Atorvastatin

Combination with ezetimibe

Ezetimibe plus atorvastatin was also well tolerated in 628 patients, with a safety profile similar to that of atorvastatin alone and to placebo. When co-administered with atorvastatin, ezetimibe provided significant incremental reductions in LDL cholesterol and triglycerides and increased HDL cholesterol [ ].

Ezetimibe given with simvastatin and atorvastatin is well tolerated, with a safety profile similar to the statin alone and to placebo [ ]. However, there are concerns about the use of ezetimibe in patients with impaired oxidation of fatty acids, as in familial combined hyperlipidemia. Of more than 300 patients with intolerance of lipid-lowering therapies a subgroup had common features, including raised fasting respiratory exchange ratios while not taking lipid-lowering drugs and hypertriglyceridemia [ ]. An interaction of ezetimibe with statins was suspected in two men aged 43 and 53 years, both of whom had raised creatine kinase activity and one of whom also had myalgia [ ]. However, co-administration of ezetimibe and lovastatin in 48 healthy men resulted in no significant changes in laboratory test results, including enzymes indicative of muscle or liver damage [ ].

Nervous system

A peripheral neuropathy has been reported with atorvastatin.

• A 60-year-old woman had painless horizontal diplopia, vertigo, blurry vision, and paresthesia in both arms after taking atorvastatin 10 mg/day [ ]. Neurological improvement began 2 days after drug withdrawal. Antiacetylcholine receptor antibodies were 10 times the upper limit of the reference range.

Although some features of this patient’s external ophthalmoplegia were similar to myasthenia and there was a reversible rise in antiacetylcholine receptor antibody titer, a negative edrophonium test and a negative repetitive stimulation test on electromyography argued against a myasthenia-like drug reaction.

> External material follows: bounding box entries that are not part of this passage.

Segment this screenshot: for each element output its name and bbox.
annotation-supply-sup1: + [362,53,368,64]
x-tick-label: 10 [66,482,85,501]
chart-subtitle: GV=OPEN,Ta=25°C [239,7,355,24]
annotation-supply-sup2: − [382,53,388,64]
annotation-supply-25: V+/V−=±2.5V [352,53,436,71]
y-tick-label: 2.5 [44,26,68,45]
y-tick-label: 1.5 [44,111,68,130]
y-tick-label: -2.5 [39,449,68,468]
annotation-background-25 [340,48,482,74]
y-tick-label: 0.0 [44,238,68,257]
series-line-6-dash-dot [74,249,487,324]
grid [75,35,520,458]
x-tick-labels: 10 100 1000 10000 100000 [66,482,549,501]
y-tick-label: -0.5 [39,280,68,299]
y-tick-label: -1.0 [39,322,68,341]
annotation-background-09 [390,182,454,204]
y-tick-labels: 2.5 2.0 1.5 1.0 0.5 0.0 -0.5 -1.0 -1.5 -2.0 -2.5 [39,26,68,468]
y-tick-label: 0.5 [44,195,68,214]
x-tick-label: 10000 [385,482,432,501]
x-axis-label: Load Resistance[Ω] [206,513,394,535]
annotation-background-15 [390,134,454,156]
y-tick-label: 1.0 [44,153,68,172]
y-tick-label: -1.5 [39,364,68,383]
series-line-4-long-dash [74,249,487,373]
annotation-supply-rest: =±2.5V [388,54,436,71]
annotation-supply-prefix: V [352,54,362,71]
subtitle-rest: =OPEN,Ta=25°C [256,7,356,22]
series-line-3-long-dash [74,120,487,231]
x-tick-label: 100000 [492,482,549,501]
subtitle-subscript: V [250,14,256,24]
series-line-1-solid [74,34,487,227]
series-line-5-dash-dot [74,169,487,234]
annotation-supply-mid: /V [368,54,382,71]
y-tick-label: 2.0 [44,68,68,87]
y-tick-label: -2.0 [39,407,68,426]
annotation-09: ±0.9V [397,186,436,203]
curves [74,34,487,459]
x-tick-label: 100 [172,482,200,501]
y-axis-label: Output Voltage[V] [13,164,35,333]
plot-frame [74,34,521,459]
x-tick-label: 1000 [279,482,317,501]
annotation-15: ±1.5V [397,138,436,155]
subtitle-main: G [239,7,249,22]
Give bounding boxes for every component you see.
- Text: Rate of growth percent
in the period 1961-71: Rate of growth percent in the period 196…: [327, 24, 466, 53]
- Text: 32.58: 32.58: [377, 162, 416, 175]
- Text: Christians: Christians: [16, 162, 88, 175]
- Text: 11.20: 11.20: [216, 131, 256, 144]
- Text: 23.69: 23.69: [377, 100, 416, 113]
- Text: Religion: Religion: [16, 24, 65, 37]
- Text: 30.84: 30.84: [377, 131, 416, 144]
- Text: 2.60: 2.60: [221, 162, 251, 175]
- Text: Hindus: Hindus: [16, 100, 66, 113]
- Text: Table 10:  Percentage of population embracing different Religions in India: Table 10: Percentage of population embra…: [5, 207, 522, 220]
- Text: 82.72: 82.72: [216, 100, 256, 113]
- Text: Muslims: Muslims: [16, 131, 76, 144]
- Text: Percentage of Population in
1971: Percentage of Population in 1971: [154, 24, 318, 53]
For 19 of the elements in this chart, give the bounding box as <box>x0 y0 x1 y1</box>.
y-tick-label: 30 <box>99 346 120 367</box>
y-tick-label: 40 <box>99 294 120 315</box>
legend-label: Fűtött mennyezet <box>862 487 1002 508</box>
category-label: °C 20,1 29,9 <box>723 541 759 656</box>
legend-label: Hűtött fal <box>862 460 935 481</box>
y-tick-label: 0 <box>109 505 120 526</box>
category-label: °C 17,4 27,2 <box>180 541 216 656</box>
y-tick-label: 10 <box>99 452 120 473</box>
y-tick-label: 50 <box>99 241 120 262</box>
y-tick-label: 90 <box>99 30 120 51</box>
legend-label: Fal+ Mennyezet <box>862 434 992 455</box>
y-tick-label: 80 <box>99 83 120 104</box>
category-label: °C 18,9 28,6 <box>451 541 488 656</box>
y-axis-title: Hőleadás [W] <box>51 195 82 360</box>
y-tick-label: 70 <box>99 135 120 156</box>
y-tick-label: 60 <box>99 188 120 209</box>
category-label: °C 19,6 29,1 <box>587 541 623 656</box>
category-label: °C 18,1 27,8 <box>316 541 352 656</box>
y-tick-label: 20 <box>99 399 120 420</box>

• A 57-year-old man in good health took atorvastatin 5 mg and aspirin 75 mg/day and had progressive numbness and burning in both feet for 6 months [ ]. Muscle punch biopsies showed a neuropathic process affecting small-caliber sensory nerve fibers. The symptoms resolved 3 months after withdrawal of atorvastatin.

Peripheral neuropathy has also been reported in a case–control study [ ].

Sensory systems

In 696 patients taking atorvastatin and 235 taking lovastatin for 1 year there were no significant differences in the distribution of lenticular opacities or cortical opacities and spokes between the two drugs [ ].

Metabolism

Co-enzyme Q10 concentrations were measured in blood from hypercholesterolemic subjects before and after exposure to atorvastatin 80 mg/day for 14 and 30 days in 34 subjects eligible for statin treatment [ ]. The mean blood concentration of co-enzyme Q10 was 1.26 μg/ml at baseline, and fell to 0.62 after 30 days of atorvastatin therapy. There was a statistically significant fall detectable after 14 days of treatment. The authors concluded that widespread inhibition of co-enzyme Q10 synthesis could explain the exercise intolerance, myalgia, and myoglobinuria that are observed with statin treatment.

Hematologic

Thrombocytopenia occurred in a 46-year-old man coinciding with atorvastatin treatment; he had already tolerated simvastatin [ ].

Leukopenia with oral ulceration has been attributed to atorvastatin in a patient with insulin allergy who had received a pancreatic transplant; the symptoms resolved on withdrawal [ ].